An unremovable ko threat is a ko threat which can't be removed without incurring a loss. Such positions can be one sided or two sided.

Unremovable ko threats matter for the status of the bent four in the corner, depending on the ruleset.

# Types and examples

## One sided

UKT on 9×4

When Black needs a ko threat, he takes two stones at A. If White doesn't answer by throwing in again, Black can next atari at B to capture 5 more stones. White can't remove this threat at A because of the suicide rule.

White is allowed to play B, but then Black would capture 6 stones anyway, which is bigger than the threat to begin with.

Example

This is a more complicated example.

Black can play any of the circled points as a threat to turn this seki into 8 points territory. White can't forestall this by playing on either point. Worse: if she does, Black plays one of the other points to make 10 points.
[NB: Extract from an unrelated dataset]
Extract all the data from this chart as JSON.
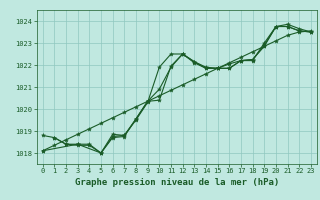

There's more about this example on the /discussion page. While this example seems not to lose anything for Black, it still depends on the temperature unlike the first example.

## One sided - Unbalanced

Unremovable ko threat

Unremovable ko threats typically occur in seki positions like this one, which is more realistic than the previous. White has a ko threat here at a, which however loses 3 stones and gains Black an extra point, so White loses 7 points by playing the threat.

If Black plays at a himself, White captures to win 17 points. This means White can use this position as a source of ko threats, as long as the ko is more valuable than the 7 point loss. Black can't remove that threat, since, again, White would then capture for free what she would otherwise threaten in a ko.

## Two sided - balanced

UKT on 9×4

If the stones involved in the seki are approximately equal on both sides, then the shared liberty at the marked point is equally (un)playable for both. As long as the value of the ko is higher than (here) 17 points, both could play the threat. When the value of the ko drops below 15 points, neither should. The small margin in this example where Black can cause damage which White can't, is practically non-existent.